– Даже с двумя. Одного взял для поклажи.
– Кто дал тебе коня?
– Игумен Анания.
– Зачем?
– Сказал: поезжай в Суздаль, князю Андрею надобен человек, умелый в письме. Благословил меня в путь. Игумен всегда был добр ко мне. Еще малым забрал меня у отца, обучил письму, книжной премудрости.
– А кто послал сюда Кузьму? Кто дал ему коней, гривну?
– А у него и спроси.
– Где он?
– Где-то у князя Ивана.
– Среди берладников?
– У них.
– Почему ты не поехал с ним туда?
– А что мне там делать? К оружию не приучен. Кузьма копье метает, как никто, а я лишь писалом умею. Завернул к князю Андрею, он принял меня.
– Обещал тебе игумен Анания еще что-нибудь?
– Благословил – и все. Дал серебра на дорогу.
– Игумен Анания – святой человек, и негоже подвергать сомнениям его поступки, – заметил князь Юрий.

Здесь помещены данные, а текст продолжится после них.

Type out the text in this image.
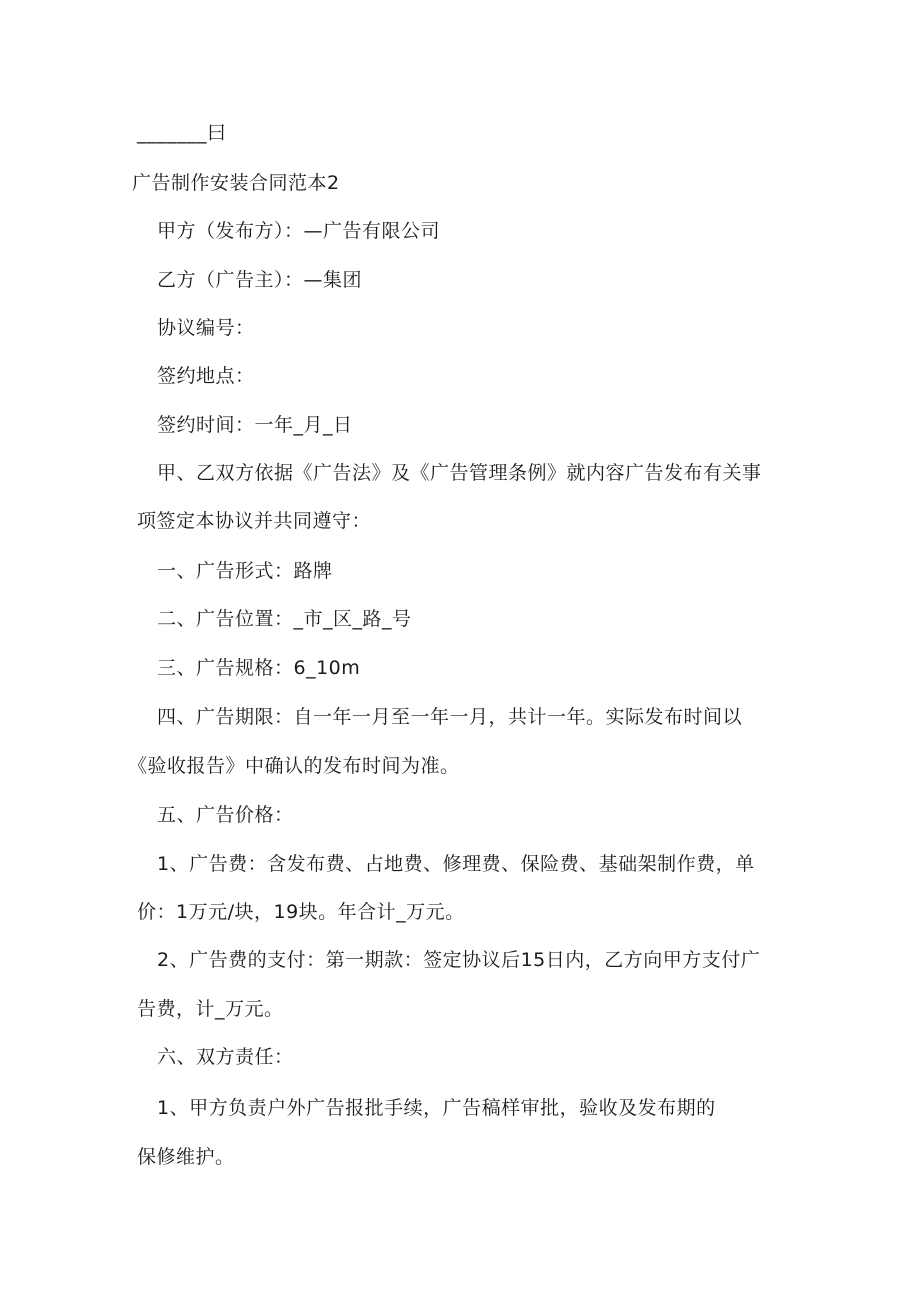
_______曰
广告制作安装合同范本2
甲方（发布方）：—广告有限公司
乙方（广告主）：—集团
协议编号：
签约地点：
签约时间：一年_月_日
甲、乙双方依据《广告法》及《广告管理条例》就内容广告发布有关事
项签定本协议并共同遵守：
一、广告形式：路牌
二、广告位置：_市_区_路_号
三、广告规格：6_10m
四、广告期限：自一年一月至一年一月，共计一年。实际发布时间以
《验收报告》中确认的发布时间为准。
五、广告价格：
1、广告费：含发布费、占地费、修理费、保险费、基础架制作费，单
价：1万元/块，19块。年合计_万元。
2、广告费的支付：第一期款：签定协议后15日内，乙方向甲方支付广
告费，计_万元。
六、双方责任：
1、甲方负责户外广告报批手续，广告稿样审批，验收及发布期的
保修维护。
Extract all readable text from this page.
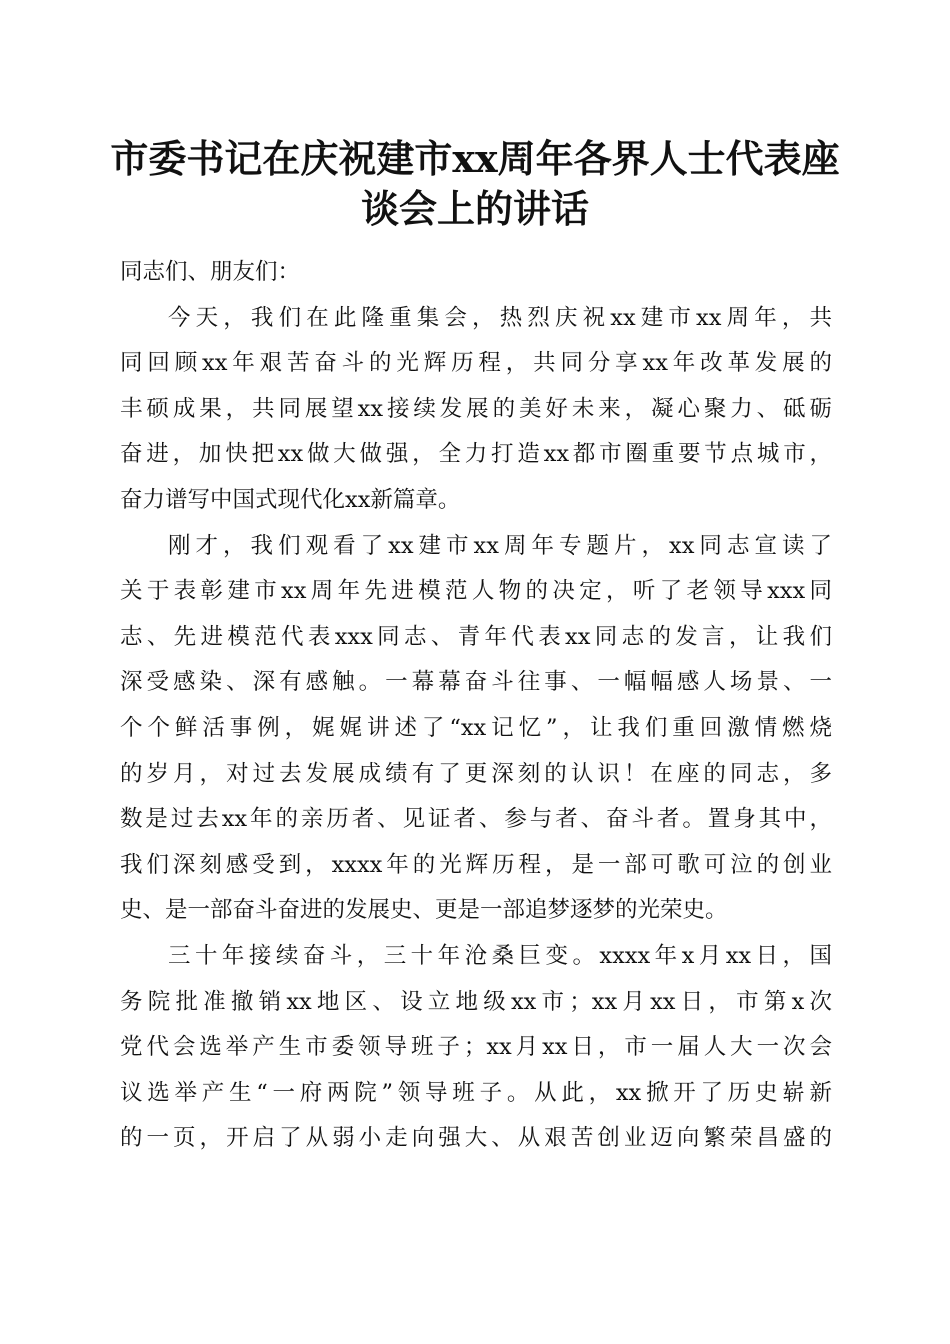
市委书记在庆祝建市xx周年各界人士代表座
谈会上的讲话
同志们、朋友们：
今天，我们在此隆重集会，热烈庆祝xx建市xx周年，共
同回顾xx年艰苦奋斗的光辉历程，共同分享xx年改革发展的
丰硕成果，共同展望xx接续发展的美好未来，凝心聚力、砥砺
奋进，加快把xx做大做强，全力打造xx都市圈重要节点城市，
奋力谱写中国式现代化xx新篇章。
刚才，我们观看了xx建市xx周年专题片，xx同志宣读了
关于表彰建市xx周年先进模范人物的决定，听了老领导xxx同
志、先进模范代表xxx同志、青年代表xx同志的发言，让我们
深受感染、深有感触。一幕幕奋斗往事、一幅幅感人场景、一
个个鲜活事例，娓娓讲述了“xx记忆”，让我们重回激情燃烧
的岁月，对过去发展成绩有了更深刻的认识！在座的同志，多
数是过去xx年的亲历者、见证者、参与者、奋斗者。置身其中，
我们深刻感受到，xxxx年的光辉历程，是一部可歌可泣的创业
史、是一部奋斗奋进的发展史、更是一部追梦逐梦的光荣史。
三十年接续奋斗，三十年沧桑巨变。xxxx年x月xx日，国
务院批准撤销xx地区、设立地级xx市；xx月xx日，市第x次
党代会选举产生市委领导班子；xx月xx日，市一届人大一次会
议选举产生“一府两院”领导班子。从此，xx掀开了历史崭新
的一页，开启了从弱小走向强大、从艰苦创业迈向繁荣昌盛的
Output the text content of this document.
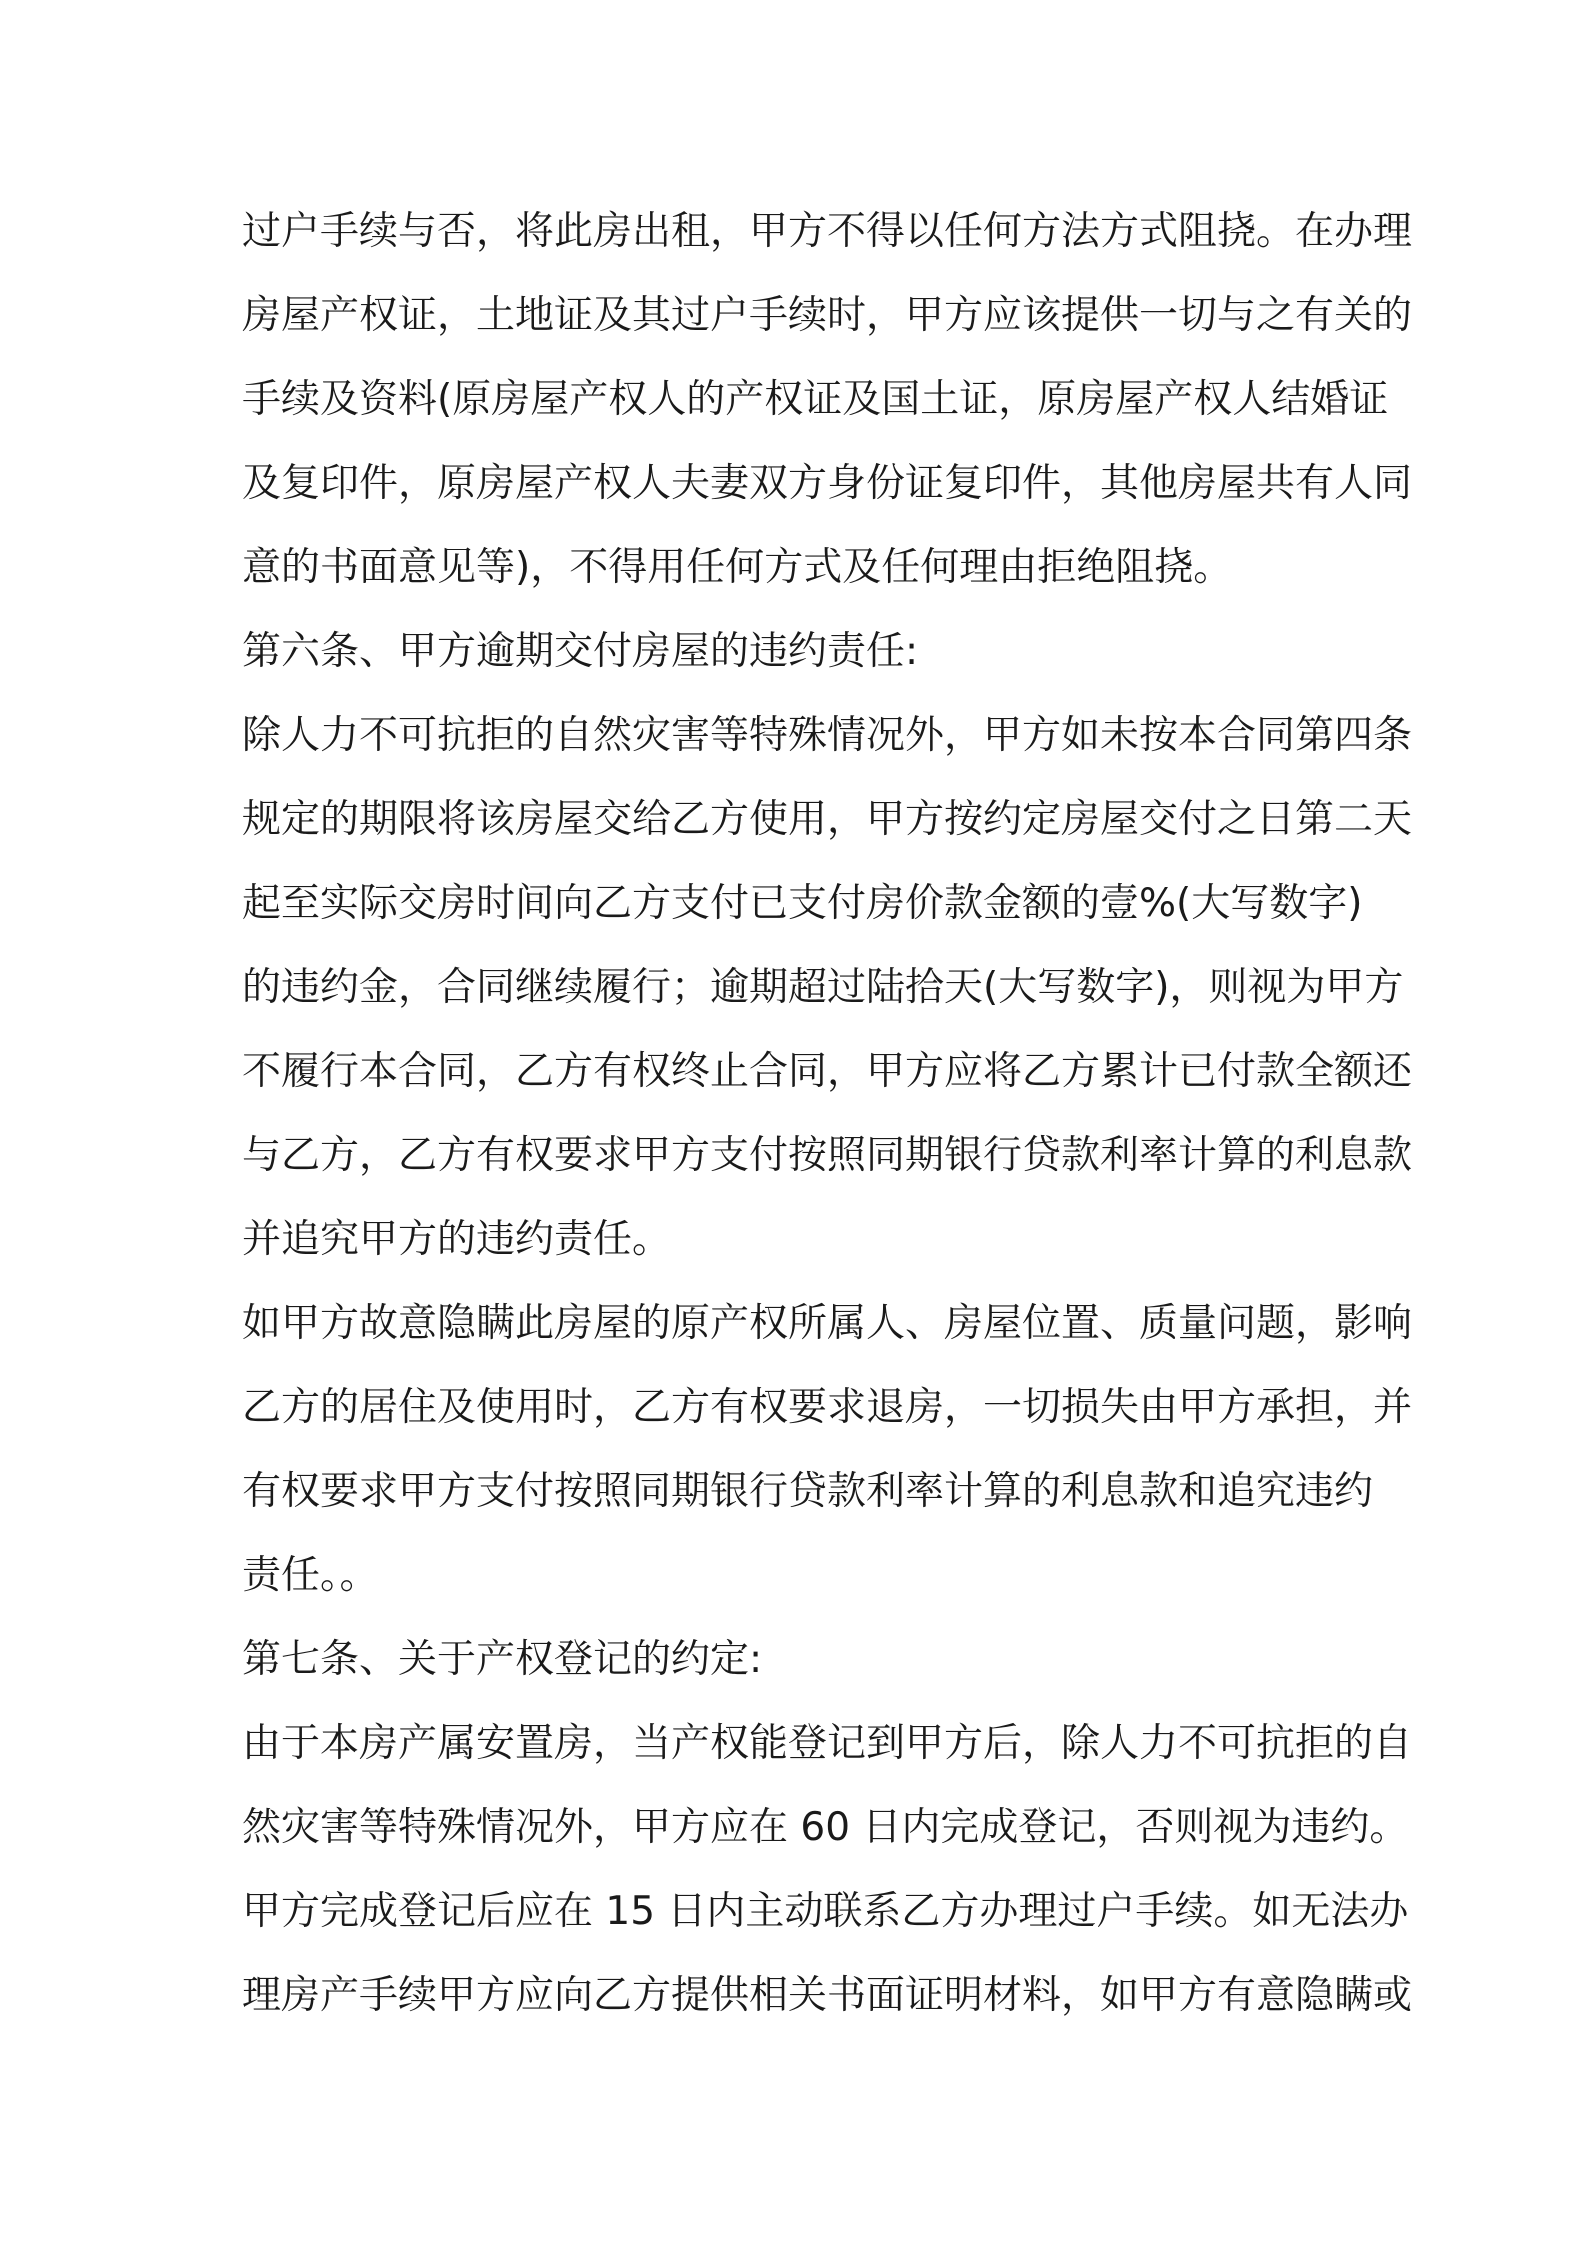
过户手续与否，将此房出租，甲方不得以任何方法方式阻挠。在办理
房屋产权证，土地证及其过户手续时，甲方应该提供一切与之有关的
手续及资料(原房屋产权人的产权证及国土证，原房屋产权人结婚证
及复印件，原房屋产权人夫妻双方身份证复印件，其他房屋共有人同
意的书面意见等)，不得用任何方式及任何理由拒绝阻挠。
第六条、甲方逾期交付房屋的违约责任:
除人力不可抗拒的自然灾害等特殊情况外，甲方如未按本合同第四条
规定的期限将该房屋交给乙方使用，甲方按约定房屋交付之日第二天
起至实际交房时间向乙方支付已支付房价款金额的壹%(大写数字)
的违约金，合同继续履行；逾期超过陆拾天(大写数字)，则视为甲方
不履行本合同，乙方有权终止合同，甲方应将乙方累计已付款全额还
与乙方，乙方有权要求甲方支付按照同期银行贷款利率计算的利息款
并追究甲方的违约责任。
如甲方故意隐瞒此房屋的原产权所属人、房屋位置、质量问题，影响
乙方的居住及使用时，乙方有权要求退房，一切损失由甲方承担，并
有权要求甲方支付按照同期银行贷款利率计算的利息款和追究违约
责任。。
第七条、关于产权登记的约定:
由于本房产属安置房，当产权能登记到甲方后，除人力不可抗拒的自
然灾害等特殊情况外，甲方应在 60 日内完成登记，否则视为违约。
甲方完成登记后应在 15 日内主动联系乙方办理过户手续。如无法办
理房产手续甲方应向乙方提供相关书面证明材料，如甲方有意隐瞒或
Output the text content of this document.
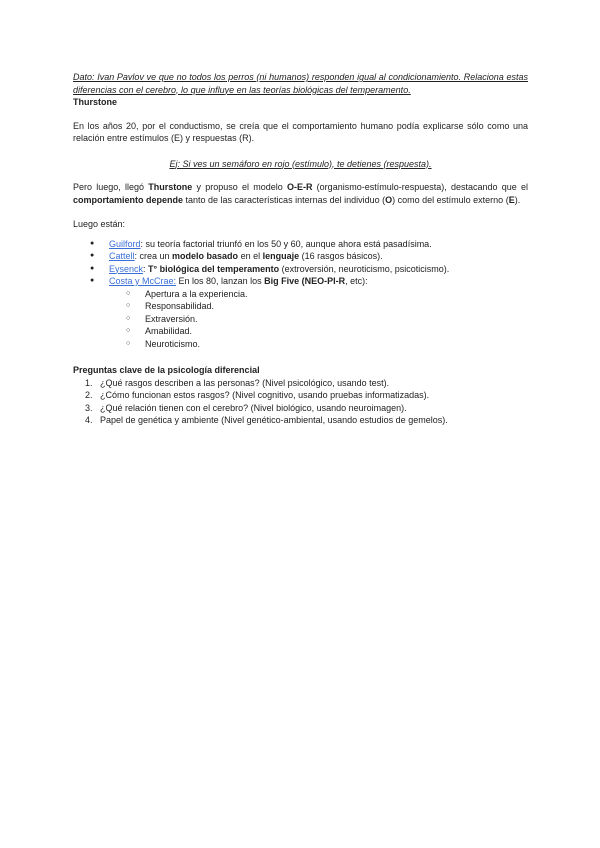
Dato: Ivan Pavlov ve que no todos los perros (ni humanos) responden igual al condicionamiento. Relaciona estas diferencias con el cerebro, lo que influye en las teorías biológicas del temperamento.

Thurstone

En los años 20, por el conductismo, se creía que el comportamiento humano podía explicarse sólo como una relación entre estímulos (E) y respuestas (R).

Ej: Si ves un semáforo en rojo (estímulo), te detienes (respuesta).

Pero luego, llegó Thurstone y propuso el modelo O-E-R (organismo-estímulo-respuesta), destacando que el comportamiento depende tanto de las características internas del individuo (O) como del estímulo externo (E).

Luego están:

● Guilford: su teoría factorial triunfó en los 50 y 60, aunque ahora está pasadísima.
● Cattell: crea un modelo basado en el lenguaje (16 rasgos básicos).
● Eysenck: T° biológica del temperamento (extroversión, neuroticismo, psicoticismo).
● Costa y McCrae: En los 80, lanzan los Big Five (NEO-PI-R, etc):
○ Apertura a la experiencia.
○ Responsabilidad.
○ Extraversión.
○ Amabilidad.
○ Neuroticismo.
Preguntas clave de la psicología diferencial
1. ¿Qué rasgos describen a las personas? (Nivel psicológico, usando test).
2. ¿Cómo funcionan estos rasgos? (Nivel cognitivo, usando pruebas informatizadas).
3. ¿Qué relación tienen con el cerebro? (Nivel biológico, usando neuroimagen).
4. Papel de genética y ambiente (Nivel genético-ambiental, usando estudios de gemelos).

– Я уже слыхал про святость игумена, – сказал Дулеб. – Слыхал в Киеве от того самого человека, который убийцами князя Игоря назвал Кузьму Емца и монаха-привратника, бежавшего вместе с Кузьмой после убийства.
– Вранье! – горячо воскликнул Силька. – Никогда не был я привратником и не бежал ни от чего. Все вранье!
– Кто же тот человек? – не обращая внимания на Силькин крик, спросил у Дулеба Долгорукий.
– Воевода Войтишич, ежели знаешь его.
– Знаю.
– Молвлено же было при игумене Анании.
– А игумен? Неужели не сказал, что это неправда? – даже наклонился к Дулебу Силька.
– Сказано же тебе: спрашиваю лишь я, ты отвечаешь мне.
– Хорошо, – улыбнулся Юрий. – Тогда спрошу я, лекарь. Что сказал игумен, услыхав обвинение его привратника в убийстве князя?
– Не был я привратником! – крикнул Силька.
– Помолчи, – махнул на него князь Андрей.
– Я сам спросил игумена, – потер лоб Дулеб, вспоминая весь тот странный, теперь словно бы и вовсе не существенный разговор, – спросил его, почему не сказал о подозрении в убийстве в первый день нашего приезда в Киев. Ведь мы с Иваницей приехали прямо в монастырь святого Феодора и сразу сказали игумену, зачем приехали. Разговор же у Войтишича происходил накануне нашего отъезда из Киева, когда мы уже хотели возвращаться к князю Изяславу ни с чем, ибо в Киеве невозможно было найти виновных, виновен был весь город, а значит – никто.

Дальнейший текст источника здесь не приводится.